Typical specimens of D. scabra even more closely resemble Causus rhombeatus, the rhombic night adder. The colouration of E. carinatus generally tends to be more reddish and brown, instead of shades of grey and black; and the V-shaped mark on its head is more patchy than in the other two species.

C. rhombeatus is not as slim as D. scabra, and its dorsal scales, unusual among viperids, are at most slightly keeled, whereas D. scabra scales not only are keeled, but in some parts of the body are finely saw-toothed so that, when an alarmed snake rubs them against each other, they emit a threatening hissing sound. The species does not hiss in the usual manner at all. Both species typically have well-defined V-shaped markings on the head and neck, but in C. rhombeatus the marking extends forward on the head, whereas in D. scabra it is mainly on the neck.
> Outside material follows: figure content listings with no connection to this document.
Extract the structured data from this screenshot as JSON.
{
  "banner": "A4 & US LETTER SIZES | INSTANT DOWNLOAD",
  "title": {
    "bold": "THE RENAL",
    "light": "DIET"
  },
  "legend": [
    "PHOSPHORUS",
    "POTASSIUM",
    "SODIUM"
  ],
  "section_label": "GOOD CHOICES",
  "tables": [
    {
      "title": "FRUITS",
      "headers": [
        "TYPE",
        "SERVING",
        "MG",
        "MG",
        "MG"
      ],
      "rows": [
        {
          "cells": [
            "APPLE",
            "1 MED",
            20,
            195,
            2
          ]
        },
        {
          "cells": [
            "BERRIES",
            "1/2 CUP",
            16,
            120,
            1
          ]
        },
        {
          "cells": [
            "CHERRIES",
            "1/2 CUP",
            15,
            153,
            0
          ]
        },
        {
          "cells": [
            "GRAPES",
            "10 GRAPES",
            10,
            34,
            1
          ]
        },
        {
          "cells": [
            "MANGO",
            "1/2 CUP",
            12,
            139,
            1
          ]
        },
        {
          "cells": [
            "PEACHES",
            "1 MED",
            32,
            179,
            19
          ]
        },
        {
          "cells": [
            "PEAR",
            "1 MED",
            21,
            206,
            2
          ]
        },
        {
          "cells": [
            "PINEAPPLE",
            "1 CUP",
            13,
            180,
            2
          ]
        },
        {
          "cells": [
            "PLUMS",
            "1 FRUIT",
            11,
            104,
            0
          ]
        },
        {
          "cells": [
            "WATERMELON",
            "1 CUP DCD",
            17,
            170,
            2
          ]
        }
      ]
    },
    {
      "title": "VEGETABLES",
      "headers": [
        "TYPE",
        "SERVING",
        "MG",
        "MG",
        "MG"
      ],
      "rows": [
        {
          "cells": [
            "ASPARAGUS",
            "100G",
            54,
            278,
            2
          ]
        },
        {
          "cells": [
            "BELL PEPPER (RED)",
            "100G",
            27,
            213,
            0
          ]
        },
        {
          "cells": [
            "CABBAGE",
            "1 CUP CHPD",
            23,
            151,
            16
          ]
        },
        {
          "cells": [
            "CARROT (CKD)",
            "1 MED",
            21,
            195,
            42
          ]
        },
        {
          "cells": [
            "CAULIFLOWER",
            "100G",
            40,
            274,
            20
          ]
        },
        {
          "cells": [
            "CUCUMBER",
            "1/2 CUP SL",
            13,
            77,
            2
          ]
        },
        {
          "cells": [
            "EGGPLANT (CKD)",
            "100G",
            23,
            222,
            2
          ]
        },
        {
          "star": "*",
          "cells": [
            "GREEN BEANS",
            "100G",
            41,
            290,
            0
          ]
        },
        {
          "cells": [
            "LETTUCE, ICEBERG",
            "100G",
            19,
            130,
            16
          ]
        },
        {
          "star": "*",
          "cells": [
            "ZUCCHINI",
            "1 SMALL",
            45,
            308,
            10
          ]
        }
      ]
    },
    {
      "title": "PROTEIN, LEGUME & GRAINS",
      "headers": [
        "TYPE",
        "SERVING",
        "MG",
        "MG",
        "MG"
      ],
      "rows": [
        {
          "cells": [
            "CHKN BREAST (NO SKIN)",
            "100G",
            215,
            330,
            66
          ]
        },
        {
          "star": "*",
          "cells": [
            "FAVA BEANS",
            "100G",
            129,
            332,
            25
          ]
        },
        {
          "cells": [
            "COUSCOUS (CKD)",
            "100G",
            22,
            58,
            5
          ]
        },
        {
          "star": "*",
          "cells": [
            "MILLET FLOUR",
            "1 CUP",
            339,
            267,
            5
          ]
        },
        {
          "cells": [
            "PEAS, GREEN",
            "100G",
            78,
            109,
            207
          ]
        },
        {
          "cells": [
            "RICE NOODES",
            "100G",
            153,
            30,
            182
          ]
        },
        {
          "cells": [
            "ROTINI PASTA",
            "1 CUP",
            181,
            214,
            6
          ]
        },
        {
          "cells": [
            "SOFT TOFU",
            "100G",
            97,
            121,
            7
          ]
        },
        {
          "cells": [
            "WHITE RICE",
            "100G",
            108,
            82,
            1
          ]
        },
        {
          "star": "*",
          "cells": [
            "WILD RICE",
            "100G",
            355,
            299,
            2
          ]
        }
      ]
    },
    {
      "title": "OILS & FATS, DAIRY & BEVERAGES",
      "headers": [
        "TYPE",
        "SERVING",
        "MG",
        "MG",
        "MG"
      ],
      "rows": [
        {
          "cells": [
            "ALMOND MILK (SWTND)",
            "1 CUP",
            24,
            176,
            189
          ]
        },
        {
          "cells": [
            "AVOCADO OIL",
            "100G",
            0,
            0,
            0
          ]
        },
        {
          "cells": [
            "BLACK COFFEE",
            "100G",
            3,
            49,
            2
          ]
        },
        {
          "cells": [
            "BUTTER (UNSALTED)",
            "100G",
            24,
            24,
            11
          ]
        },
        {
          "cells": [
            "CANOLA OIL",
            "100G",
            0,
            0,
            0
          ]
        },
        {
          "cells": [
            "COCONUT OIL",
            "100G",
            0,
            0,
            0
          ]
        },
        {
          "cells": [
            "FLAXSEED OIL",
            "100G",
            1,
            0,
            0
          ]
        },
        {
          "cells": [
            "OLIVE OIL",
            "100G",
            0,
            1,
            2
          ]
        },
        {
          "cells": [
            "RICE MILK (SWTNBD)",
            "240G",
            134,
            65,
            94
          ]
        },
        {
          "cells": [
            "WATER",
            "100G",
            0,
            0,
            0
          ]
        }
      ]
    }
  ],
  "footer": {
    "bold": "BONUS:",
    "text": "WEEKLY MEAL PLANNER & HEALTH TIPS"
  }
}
Furthermore, the two species also may be distinguished by the shape of the pupil of the eye. Snakes of the genus Dasypeltis have vertically slit pupils, whereas snakes of the genus Causus have round pupils. However, in dim light the vertical pupils expand till they are rounded, so this is not necessarily a reliable criterion for distinguishing the species.

==Habitat==
D. scabra can be found in a variety of habitats, at altitudes from sea level to 2,600 m. It is not found in closed-canopy forests nor in true deserts, but does inhabit most ecosystems between these extremes.

==Behavior==
The rhombic egg eater is nocturnal. Although mainly terrestrial, it is a good climber and is known to scale rock outcroppings and climb trees to raid birds' nests.

==Diet==
D. scabra feeds exclusively on eggs. The lining of the mouth has small, parallel ridges, very similar to human fingerprints, which aid in grasping the shell of an egg. Once swallowed, the egg is punctured by specialized vertebral hypapophyses which extend into the esophagus. The shell is then regurgitated in one piece, and its contents passed along to the stomach.

==Defense==
When disturbed, D. scabra inflates itself, "hisses" by rapidly rubbing together the rough, keeled scales on the sides of its body, and strikes with its mouth kept wide open.

==Reproduction==
D. scabra is oviparous. In summer, a sexually mature female may lay one or two clutches of 6–25 eggs each. The eggs measure 36 × 18 mm. Hatchlings are 21–24 cm in total length.